Weill Cornell Medicine researchers have created a powerful new method for producing “movies” of evolving protein structures at speeds of up to 50 frames per second. This technique, developed by Senior author Dr. Simon Scheuring, allows for a better understanding of the structural changes that biological molecules undergo over time.Researchers in this area regularly capture detailed images of stationary proteins and other molecules with enough precision to see the positions of individual atoms. However, creating dynamic visualizations of molecular structures, essentially making movies, has been much more difficult. The primary author of the paper is Yining Jiang, a doctoral candidate at the Weill Cornell Graduate School of Biomedical Sciences.
In their research, published on April 17 in Nature Structural & Molecular Biology, the scientists utilized a relatively new method of measurement known as high-speed atomic-force microscopy (HS-AFM), which utilizes an extremely sensitive. The scientists have developed a new way to use a high-speed atomic force microscope (HS-AFM) to scan the surfaces of molecules. They have found a method to isolate the target molecule, a single protein, to avoid the effects of protein-to-protein interactions and to make the scanning process faster and more precise.
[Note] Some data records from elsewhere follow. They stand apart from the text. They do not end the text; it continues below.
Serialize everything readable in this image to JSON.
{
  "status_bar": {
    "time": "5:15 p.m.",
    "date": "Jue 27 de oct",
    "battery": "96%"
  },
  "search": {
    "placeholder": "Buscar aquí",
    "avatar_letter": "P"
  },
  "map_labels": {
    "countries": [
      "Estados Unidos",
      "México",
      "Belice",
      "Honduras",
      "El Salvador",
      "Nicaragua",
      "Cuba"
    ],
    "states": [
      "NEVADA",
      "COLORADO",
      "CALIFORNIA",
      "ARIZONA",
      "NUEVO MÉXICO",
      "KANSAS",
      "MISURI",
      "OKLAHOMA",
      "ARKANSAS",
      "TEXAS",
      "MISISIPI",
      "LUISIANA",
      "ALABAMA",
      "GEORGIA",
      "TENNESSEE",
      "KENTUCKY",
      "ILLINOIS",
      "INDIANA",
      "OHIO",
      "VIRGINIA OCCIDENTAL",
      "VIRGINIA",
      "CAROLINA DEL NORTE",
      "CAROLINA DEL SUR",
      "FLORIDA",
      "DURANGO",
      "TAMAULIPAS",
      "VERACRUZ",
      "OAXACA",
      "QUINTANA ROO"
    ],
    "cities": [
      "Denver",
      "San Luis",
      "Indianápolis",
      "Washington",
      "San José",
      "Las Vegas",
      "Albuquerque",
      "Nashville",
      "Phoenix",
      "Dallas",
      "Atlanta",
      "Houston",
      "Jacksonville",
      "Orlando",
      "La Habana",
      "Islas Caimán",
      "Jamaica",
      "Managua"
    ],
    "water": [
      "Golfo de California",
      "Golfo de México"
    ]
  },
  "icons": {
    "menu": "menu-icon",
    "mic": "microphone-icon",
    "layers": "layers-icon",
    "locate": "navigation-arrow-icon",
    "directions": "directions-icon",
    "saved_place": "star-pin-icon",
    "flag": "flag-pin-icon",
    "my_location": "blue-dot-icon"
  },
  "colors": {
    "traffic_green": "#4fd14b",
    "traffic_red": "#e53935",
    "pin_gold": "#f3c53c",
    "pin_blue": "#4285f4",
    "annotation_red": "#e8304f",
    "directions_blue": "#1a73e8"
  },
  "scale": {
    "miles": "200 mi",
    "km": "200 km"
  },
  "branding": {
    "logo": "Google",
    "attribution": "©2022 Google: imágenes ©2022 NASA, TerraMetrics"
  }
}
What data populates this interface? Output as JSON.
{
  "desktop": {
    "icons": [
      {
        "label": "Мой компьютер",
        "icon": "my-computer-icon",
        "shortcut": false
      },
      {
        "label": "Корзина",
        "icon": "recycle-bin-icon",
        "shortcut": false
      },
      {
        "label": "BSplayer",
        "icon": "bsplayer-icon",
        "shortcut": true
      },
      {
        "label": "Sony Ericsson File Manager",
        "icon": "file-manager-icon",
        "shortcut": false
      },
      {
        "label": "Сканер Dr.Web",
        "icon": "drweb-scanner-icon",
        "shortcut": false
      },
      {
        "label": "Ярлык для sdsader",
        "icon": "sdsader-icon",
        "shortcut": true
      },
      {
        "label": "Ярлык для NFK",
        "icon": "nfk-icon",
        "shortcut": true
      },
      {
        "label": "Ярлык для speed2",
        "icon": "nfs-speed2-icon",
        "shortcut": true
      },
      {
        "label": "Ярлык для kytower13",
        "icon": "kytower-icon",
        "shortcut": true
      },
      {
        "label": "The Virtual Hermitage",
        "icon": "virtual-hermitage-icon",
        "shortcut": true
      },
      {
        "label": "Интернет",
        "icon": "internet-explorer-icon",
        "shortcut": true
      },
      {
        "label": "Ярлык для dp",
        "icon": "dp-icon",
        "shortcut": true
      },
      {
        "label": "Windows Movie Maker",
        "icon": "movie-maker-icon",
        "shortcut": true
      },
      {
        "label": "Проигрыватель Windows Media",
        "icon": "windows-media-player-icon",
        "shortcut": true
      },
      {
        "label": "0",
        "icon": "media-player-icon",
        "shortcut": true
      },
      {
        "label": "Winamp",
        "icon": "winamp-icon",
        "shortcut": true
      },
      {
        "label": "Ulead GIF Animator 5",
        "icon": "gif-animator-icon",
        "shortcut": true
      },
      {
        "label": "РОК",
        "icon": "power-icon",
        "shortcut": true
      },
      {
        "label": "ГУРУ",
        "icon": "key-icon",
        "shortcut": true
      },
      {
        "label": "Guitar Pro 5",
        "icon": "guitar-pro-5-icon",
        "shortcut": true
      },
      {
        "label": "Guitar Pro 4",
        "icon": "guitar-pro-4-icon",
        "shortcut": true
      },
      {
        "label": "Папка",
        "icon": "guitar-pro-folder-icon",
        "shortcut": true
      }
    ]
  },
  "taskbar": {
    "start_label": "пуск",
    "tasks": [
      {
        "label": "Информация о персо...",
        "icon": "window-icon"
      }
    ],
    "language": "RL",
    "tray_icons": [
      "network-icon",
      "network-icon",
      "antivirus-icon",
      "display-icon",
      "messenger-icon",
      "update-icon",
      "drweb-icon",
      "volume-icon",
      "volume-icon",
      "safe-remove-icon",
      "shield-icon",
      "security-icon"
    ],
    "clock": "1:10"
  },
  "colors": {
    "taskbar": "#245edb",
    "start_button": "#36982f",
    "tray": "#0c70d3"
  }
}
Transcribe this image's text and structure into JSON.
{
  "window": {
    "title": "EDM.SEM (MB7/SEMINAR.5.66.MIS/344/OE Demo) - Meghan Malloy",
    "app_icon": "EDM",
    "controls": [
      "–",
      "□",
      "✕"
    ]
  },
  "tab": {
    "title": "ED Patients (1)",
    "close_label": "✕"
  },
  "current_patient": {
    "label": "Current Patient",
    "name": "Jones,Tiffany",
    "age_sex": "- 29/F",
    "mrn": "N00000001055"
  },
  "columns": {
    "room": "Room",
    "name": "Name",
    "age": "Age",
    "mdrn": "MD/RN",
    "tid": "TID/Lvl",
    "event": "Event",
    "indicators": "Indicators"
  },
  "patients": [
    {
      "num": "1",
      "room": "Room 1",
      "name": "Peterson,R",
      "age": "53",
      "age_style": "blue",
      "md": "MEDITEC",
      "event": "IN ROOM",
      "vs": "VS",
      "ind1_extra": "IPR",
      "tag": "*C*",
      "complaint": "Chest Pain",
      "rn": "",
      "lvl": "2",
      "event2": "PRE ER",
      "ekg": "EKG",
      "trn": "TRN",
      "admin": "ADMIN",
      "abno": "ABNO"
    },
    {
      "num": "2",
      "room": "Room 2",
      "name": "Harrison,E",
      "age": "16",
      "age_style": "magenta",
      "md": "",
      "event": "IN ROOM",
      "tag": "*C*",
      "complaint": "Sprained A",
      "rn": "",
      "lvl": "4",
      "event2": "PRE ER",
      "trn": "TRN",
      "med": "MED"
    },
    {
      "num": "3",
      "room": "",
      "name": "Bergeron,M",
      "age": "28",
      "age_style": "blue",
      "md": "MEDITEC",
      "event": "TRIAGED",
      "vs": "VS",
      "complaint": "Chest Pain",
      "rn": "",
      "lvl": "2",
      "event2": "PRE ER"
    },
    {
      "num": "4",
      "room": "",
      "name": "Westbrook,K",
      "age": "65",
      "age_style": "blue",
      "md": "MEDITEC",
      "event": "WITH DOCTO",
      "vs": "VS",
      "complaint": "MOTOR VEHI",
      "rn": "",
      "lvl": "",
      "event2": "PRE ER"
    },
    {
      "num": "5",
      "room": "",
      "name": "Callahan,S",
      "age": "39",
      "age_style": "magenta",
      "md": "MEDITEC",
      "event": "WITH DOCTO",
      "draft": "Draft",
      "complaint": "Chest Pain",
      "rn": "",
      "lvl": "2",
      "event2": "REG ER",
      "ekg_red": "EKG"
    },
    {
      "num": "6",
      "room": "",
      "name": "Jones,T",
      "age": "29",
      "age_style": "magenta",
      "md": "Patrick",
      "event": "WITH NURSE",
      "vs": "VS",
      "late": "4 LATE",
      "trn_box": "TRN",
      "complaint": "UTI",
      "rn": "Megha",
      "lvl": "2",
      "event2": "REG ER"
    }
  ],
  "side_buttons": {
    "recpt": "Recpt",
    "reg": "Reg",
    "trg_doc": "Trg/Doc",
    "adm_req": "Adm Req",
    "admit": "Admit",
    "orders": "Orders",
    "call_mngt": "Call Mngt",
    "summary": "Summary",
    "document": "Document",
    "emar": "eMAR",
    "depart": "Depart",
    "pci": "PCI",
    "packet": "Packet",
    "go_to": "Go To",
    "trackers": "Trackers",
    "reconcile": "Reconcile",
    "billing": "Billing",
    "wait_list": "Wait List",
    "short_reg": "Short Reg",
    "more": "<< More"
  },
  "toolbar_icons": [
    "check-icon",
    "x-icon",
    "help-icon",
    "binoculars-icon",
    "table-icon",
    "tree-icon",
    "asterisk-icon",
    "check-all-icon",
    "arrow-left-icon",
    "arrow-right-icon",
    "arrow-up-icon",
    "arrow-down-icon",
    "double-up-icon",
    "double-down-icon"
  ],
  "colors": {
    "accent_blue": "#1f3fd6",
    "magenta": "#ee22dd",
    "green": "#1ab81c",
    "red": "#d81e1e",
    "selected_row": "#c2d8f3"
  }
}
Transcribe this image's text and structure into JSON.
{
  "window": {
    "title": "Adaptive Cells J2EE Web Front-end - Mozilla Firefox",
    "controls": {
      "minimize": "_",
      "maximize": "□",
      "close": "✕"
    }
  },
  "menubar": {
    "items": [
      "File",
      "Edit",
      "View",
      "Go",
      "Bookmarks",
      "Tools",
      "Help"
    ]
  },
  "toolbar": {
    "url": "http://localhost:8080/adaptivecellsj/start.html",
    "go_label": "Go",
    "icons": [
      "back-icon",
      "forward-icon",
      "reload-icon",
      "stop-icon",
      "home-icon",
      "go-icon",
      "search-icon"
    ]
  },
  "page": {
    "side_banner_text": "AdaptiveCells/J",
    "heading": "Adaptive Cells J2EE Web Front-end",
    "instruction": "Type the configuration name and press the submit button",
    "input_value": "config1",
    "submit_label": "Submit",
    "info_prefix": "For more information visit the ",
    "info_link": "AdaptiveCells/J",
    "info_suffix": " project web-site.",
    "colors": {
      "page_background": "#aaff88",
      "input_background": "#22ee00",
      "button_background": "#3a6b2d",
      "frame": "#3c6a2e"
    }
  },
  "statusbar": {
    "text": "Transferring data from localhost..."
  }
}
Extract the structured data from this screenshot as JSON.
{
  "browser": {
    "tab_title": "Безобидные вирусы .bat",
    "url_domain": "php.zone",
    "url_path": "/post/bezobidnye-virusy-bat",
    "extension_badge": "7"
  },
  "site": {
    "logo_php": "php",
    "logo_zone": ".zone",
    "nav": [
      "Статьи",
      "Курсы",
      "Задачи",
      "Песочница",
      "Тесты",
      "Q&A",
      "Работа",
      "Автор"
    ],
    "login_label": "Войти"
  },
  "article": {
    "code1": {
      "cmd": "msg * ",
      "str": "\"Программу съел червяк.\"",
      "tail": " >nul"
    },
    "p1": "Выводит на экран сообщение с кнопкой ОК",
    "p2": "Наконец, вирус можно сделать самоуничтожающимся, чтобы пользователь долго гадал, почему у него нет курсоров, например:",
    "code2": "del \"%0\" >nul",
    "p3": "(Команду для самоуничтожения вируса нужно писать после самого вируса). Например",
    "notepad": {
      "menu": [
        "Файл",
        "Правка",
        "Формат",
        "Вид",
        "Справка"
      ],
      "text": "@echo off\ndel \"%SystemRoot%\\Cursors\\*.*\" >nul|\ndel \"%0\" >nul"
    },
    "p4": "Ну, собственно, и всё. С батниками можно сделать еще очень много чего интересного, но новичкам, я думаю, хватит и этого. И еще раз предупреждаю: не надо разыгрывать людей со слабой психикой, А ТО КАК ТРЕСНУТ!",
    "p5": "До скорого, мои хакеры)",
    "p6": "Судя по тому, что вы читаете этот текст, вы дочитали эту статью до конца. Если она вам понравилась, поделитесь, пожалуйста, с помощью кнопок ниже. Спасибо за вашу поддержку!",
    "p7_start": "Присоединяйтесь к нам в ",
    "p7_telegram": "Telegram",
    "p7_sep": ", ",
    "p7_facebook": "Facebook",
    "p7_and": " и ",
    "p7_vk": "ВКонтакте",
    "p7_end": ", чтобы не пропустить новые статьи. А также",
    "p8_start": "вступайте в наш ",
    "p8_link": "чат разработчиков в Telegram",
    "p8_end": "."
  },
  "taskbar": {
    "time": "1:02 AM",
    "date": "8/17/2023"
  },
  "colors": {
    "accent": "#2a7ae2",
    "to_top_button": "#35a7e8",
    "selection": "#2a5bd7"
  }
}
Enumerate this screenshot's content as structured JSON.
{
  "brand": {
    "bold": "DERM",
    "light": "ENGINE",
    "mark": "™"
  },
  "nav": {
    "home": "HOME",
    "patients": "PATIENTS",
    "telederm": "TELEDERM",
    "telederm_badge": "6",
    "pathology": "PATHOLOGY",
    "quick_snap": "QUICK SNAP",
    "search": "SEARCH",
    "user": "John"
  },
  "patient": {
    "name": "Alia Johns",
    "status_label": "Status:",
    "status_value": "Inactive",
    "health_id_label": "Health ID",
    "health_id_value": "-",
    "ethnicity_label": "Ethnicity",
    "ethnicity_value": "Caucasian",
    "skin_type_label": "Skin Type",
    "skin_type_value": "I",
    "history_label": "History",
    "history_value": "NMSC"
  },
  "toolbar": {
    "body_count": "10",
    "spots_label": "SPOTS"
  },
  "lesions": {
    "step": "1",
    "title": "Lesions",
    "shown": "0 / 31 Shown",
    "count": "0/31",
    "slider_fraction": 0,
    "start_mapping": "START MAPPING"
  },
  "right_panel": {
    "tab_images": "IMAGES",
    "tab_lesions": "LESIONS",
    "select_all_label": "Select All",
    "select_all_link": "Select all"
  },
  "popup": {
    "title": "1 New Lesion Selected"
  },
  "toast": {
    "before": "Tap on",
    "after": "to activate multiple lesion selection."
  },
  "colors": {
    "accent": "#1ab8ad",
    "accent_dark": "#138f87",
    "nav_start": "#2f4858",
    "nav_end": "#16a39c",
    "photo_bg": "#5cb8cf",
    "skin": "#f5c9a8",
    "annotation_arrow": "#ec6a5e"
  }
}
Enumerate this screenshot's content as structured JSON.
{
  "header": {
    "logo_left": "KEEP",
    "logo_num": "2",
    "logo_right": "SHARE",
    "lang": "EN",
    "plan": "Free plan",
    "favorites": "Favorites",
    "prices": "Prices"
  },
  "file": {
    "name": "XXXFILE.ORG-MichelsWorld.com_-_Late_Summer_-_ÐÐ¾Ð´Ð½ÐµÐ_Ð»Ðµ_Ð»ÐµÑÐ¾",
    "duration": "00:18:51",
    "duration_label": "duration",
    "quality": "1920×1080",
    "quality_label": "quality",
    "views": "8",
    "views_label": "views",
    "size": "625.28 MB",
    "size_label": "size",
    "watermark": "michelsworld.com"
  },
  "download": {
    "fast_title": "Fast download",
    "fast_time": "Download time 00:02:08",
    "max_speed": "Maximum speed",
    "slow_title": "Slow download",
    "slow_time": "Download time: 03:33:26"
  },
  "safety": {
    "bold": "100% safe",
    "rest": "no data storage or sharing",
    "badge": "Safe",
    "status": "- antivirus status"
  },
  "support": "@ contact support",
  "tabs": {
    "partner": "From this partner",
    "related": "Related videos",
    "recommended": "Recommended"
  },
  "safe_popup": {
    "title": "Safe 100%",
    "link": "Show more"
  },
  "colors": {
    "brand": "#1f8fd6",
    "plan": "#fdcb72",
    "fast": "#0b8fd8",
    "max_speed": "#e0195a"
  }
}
The new single-molecule HS-AFM approach was used to study a protein called GltPh, which is a transporter located in the cell membrane. This transporter is responsible for directing neurotransmitter molecules into the cell. Structural biologists are particularly interested in studying these transporters due to their complex dynamics and their importance in human health.The researchers were able to gather detailed, real-time data on the structure of GltPh with unprecedented accuracy and stability. This allowed them to observe small fluctuations in the protein’s structure over an extended period of time. They discovered a new state of GltPh in which the transporter is inactive, shedding light on the “wanderlust” phenomenon where the protein switches between high and low activity states without a clear reason.The scientists highlighted that their new method, which they are continuously working to improve, can be applied to the study of various proteins, including those embedded in membranes. In general, they stated that this research opens up new opportunities to monitor the specific structure of a protein moment by moment as it goes through its cycles of activity and rest. This study was funded by the National Institute of Health (NIH), National Center for Complementary and Integrative Health, grant DP1AT010874, and the National Institute of Neurological Disorders and Stroke, R01NS110790.